I won’t pretend I followed #5 down to the last detail, but the general idea I got was this. Let $p: E \to B$ be a holomorphic line bundle, and let $Sect(p)$ be the space of holomorphic sections. (Zoran seemed to be going further and considering square-integrable holomorphic sections, presumably with respect to a measure on the base space, as forming a Hilbert space $H \hookrightarrow Sect(p)$. Or maybe he had in mind a context for $B$ where every holomorphic section is automatically square-integrable, e.g., $B$ a compact space with finite measure, so that $H = Sect(p)$.)
Presumably one could think of $Sect(p)$ as embedded in a suitable smooth function space $E^B$, e.g., if we were working in some convenient cartesian closed category of smooth spaces. I’ll pretend that’s the case. Let $q: 1 \to E$ be a point in the total space (assumed to be nonzero; see below), and consider the restricted evaluation map (where we evaluate at $p(q)$):
$Sect(p) \hookrightarrow E^B \stackrel{eval_{p(q)}}{\to} E.$Because we are dealing with sections, this map factors through the fiber $E_{p(q)} \hookrightarrow E$, so we have a map $Sect(p) \to E_{p(q)}$. In torsor-like fashion, we can “divide by (nonzero) $q$” to get an explicit isomorphism $E_{p(q)} \cong \mathbb{C}$. (So even though we evaluate at $p(q)$, the specific $q$ is needed to specify the functional to $\mathbb{C}$. Incidentally, Zoran said to divide $q$ by $s(p(q))$, but is that really the order? because it can frequently happen that $s(p(q)) = 0$ for line bundle sections. Besides, we should want $s(p(q))/q$, not $q/s(p(q))$, if we want to get something linear in sections $s$.)

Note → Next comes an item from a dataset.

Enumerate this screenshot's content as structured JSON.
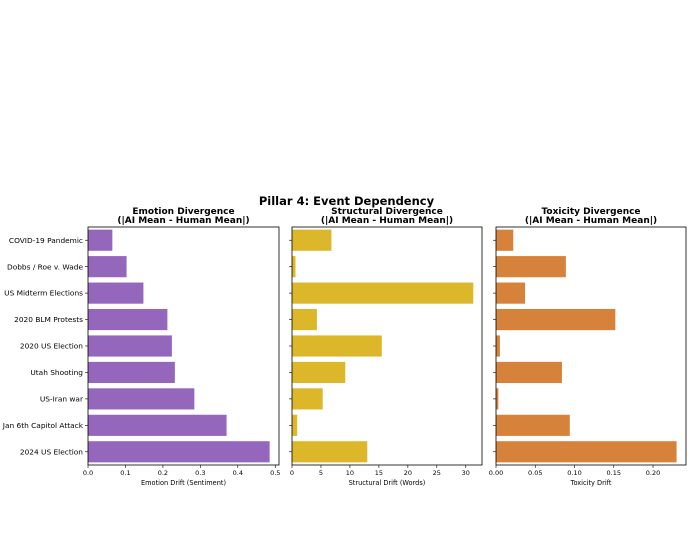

Anyway, we put all this together to get a functional $H \hookrightarrow Sect(p) \to \mathbb{C}$ on the Hilbert space $H$, which corresponds to some vector in the conjugate Hilbert space $H^\ast$, and this is basically the coherent state vector. (Incidentally, is a “state vector” really supposed to mean a line, i.e., a point in the projective space $\mathbb{P}(H^\ast)$? If so, we shouldn’t really care which nonzero $q \in E_{p(q)}$ we use.)
If this is the right idea, then we’re basically dealing with a restricted evaluation map, which I guess most mathematicians would be happy to call simply an evaluation map!
(Incidentally, is a “state vector” really supposed to mean a line, i.e., a point in the projective space $\mathbb{P}(H ^\ast)$?
That’s the case as long as we are interested only in the value of the quantum observables in that single state: in this case the phase of the state drops out. But as soon as one is interested in forming the “superposition” of this state with another state, the phase does crucially matter, hence in that case we really must consider it as an element in the Hilbert space itself, instead of in its projectivization.
@Urs #9: yes, thanks. I’m happy to suppose that people in the context of #5 would be concerned with superposing states.